In the United States, the electoral authorities did not succumb to Mr. Trump’s threats, Congress withstood the authoritarian onslaught, and democracy, at least for now, lives to see another day. Mr. Trump, described by Americans as one of the worst presidents in the country’s history, left the White House through the back door, marking the end of his revolting reality show and hopefully the beginning of his descent into oblivion.

Yet the shadow that he cast over democracy in the United States is a warning sign for countries with weaker institutions and more obsequious congresses, like Brazil, Mexico and El Salvador, where the formula of nationalist populism maintains appeal: a mixture of disgust with corruption in the political and business classes, economic and social stagnation, and anti-immigrant sentiment.

As democracy breaks down, disappointed majorities continue to succumb to the populist spell, electing leaders who invariably promise to put an end to “rotten and corrupt leadership,” as Mr. Chávez promised, or “root out the corrupt regime,” as Mr. López Obrador said he would do, or, in Mr. Trump’s famous words, “drain the swamp.” And they are not the only ones, of course. There is no shortage of aspiring caudillos in Latin America.

To promote democracy south of the Rio Grande, Mr. Biden must first lead by example by re-establishing a functional democracy at home. Bridging the opportunity gap is an important step toward tackling rising social and racial gaps in the United States.
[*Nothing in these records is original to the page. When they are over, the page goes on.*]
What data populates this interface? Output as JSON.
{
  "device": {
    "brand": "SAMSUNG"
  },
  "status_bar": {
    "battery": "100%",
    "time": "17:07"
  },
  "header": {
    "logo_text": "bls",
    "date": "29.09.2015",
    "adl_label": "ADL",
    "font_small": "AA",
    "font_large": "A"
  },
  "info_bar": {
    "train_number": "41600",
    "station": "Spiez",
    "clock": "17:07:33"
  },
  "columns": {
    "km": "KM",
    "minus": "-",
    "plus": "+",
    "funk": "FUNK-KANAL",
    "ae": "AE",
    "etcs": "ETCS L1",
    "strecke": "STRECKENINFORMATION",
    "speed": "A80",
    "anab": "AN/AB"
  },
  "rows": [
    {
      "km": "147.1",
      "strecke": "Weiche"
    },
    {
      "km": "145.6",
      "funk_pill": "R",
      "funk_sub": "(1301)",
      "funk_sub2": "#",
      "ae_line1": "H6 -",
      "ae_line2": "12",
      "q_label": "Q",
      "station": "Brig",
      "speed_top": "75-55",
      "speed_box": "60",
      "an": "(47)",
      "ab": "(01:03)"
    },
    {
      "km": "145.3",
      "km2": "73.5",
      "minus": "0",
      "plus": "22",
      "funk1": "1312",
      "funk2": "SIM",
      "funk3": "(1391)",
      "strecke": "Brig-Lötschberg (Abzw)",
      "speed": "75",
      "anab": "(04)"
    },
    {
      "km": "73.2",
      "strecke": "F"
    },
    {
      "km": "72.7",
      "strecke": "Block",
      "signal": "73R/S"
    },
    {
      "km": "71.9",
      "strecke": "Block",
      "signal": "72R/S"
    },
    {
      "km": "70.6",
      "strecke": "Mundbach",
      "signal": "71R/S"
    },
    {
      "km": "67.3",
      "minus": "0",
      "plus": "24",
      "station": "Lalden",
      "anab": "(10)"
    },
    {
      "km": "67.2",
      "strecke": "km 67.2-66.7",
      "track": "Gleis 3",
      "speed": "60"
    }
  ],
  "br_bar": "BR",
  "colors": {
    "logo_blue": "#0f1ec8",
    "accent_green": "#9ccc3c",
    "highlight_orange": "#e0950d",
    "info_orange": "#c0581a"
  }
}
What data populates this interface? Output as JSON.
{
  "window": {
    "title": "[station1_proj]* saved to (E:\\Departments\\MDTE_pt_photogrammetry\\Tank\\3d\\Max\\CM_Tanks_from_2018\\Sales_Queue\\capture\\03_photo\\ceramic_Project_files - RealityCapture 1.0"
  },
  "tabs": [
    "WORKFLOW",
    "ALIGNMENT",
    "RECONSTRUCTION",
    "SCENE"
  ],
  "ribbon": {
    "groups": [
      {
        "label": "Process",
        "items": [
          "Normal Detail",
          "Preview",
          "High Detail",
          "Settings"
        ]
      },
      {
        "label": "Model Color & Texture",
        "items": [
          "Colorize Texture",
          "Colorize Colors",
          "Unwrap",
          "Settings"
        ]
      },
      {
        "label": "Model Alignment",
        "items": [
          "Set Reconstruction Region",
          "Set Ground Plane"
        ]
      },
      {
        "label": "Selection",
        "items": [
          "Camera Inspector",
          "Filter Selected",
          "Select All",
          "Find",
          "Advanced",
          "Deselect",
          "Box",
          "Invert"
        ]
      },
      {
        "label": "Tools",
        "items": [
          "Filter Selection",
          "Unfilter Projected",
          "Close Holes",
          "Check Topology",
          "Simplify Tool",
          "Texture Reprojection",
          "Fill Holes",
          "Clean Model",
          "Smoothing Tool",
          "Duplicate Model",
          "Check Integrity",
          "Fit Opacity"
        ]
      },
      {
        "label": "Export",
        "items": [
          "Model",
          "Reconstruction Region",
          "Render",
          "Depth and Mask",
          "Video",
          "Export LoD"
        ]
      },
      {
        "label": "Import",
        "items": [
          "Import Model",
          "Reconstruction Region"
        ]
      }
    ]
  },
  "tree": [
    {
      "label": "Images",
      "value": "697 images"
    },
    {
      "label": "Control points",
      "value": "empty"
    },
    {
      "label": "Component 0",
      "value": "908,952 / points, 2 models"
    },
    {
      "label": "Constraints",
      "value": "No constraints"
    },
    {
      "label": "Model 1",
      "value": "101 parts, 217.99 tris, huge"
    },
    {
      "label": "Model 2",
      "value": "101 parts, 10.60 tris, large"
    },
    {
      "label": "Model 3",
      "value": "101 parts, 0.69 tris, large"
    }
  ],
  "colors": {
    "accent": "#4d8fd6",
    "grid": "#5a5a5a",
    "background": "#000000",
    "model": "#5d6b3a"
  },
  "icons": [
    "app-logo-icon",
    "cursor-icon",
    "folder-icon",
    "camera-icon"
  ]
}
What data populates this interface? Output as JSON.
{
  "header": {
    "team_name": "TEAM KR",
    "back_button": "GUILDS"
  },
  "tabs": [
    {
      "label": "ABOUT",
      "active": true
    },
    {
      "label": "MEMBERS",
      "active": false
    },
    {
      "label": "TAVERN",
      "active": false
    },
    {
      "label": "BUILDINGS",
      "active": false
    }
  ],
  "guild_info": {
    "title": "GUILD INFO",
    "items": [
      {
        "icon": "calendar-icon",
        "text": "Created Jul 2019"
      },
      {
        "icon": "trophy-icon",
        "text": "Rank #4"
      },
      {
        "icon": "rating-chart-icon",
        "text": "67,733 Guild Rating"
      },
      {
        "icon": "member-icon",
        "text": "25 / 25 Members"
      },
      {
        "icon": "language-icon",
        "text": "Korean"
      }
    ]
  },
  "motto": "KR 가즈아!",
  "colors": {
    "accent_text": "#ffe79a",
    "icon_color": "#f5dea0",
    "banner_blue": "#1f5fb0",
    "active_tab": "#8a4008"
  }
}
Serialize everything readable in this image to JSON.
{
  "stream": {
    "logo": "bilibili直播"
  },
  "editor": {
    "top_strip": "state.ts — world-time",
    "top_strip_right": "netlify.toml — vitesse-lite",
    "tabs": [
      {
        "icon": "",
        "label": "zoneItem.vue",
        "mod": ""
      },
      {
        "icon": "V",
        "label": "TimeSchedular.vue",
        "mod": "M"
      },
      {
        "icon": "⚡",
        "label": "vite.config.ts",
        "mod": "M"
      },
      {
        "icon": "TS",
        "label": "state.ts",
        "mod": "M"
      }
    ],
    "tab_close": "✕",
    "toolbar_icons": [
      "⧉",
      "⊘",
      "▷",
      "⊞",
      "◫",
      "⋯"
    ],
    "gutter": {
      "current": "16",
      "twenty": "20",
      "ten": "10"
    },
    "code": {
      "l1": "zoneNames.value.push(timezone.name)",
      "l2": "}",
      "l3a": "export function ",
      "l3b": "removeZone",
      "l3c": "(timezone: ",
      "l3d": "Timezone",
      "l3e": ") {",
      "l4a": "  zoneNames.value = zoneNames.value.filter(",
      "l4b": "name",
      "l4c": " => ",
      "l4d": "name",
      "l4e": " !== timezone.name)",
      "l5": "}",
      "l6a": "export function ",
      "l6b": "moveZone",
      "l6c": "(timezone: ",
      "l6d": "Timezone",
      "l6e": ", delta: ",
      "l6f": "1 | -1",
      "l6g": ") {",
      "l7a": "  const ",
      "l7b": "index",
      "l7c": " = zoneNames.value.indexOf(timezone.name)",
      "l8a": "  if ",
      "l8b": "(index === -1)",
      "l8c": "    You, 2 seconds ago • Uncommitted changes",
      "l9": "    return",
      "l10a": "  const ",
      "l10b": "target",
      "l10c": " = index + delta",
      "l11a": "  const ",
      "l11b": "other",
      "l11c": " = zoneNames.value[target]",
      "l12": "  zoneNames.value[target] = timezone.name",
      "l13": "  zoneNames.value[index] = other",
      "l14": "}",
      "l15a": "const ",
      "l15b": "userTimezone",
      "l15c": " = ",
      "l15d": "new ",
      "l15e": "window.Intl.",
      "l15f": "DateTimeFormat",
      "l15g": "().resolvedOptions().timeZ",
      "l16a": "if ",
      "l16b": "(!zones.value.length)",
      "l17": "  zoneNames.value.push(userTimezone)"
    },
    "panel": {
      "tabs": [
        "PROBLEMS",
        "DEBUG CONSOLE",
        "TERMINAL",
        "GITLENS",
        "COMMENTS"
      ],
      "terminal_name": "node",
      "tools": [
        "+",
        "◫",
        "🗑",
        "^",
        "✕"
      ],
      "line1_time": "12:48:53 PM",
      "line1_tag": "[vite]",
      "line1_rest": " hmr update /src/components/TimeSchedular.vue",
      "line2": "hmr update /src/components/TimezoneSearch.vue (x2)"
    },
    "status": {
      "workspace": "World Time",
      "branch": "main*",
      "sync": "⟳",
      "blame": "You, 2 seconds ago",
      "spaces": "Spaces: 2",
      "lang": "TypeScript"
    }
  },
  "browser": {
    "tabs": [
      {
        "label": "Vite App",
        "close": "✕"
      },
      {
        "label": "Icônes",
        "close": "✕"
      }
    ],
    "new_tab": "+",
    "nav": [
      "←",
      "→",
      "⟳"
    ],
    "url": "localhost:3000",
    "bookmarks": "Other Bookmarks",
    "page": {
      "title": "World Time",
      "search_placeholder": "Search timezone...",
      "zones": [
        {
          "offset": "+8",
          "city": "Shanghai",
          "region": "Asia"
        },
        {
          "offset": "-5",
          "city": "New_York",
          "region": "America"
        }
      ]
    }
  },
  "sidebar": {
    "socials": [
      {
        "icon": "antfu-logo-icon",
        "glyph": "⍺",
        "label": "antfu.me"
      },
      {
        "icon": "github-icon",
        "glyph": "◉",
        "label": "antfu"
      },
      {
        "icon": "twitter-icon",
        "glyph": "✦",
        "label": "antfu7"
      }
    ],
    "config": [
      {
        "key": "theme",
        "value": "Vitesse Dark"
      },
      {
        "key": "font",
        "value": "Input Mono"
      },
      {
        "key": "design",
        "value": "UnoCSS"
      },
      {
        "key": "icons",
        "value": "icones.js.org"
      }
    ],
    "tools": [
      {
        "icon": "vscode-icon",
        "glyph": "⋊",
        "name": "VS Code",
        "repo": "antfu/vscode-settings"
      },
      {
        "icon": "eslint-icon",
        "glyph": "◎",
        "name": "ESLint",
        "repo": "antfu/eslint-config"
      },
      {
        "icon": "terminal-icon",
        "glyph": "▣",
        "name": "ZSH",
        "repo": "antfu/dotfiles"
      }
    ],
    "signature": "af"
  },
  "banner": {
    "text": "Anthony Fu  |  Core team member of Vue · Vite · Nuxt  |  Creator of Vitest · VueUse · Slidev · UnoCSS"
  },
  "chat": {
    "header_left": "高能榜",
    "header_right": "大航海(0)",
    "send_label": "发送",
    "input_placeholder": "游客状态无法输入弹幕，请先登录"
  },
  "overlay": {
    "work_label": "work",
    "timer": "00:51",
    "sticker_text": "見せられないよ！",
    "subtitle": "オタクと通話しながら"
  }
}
Aside from the critical need to strengthen institutions, another important step to set an example in a region torn by polarization would be the restoration of civic values by encouraging social responsibility, from top to bottom, in public discourse.

This is what Mr. Biden said he wants to do, which is good, because the world is watching. He has put forth an immigration reform proposal that would legalize millions of migrants, in large part Latin Americans, many of whom work in some of the most demanding and essential sectors of the economy. He has also said that he will allocate substantial economic aid to El Salvador, Guatemala and Honduras to prevent the most vulnerable from having to migrate from their countries; grant Temporary Protected Status to Venezuelans who fled the dictatorship of Nicolás Maduro; and promote broad collaboration on climate change.

All of these measures will improve relations with Latin America. But they will be wasted if the United States does not actively engage with Latin American countries to protect human rights, help fight corruption and strengthen the rule of law in the region. The United States, the hemisphere’s largest and oldest continuous democracy, can show its neighbors that the choice between nationalist populism and democracy is one of law and reason, not desperation and fanaticism.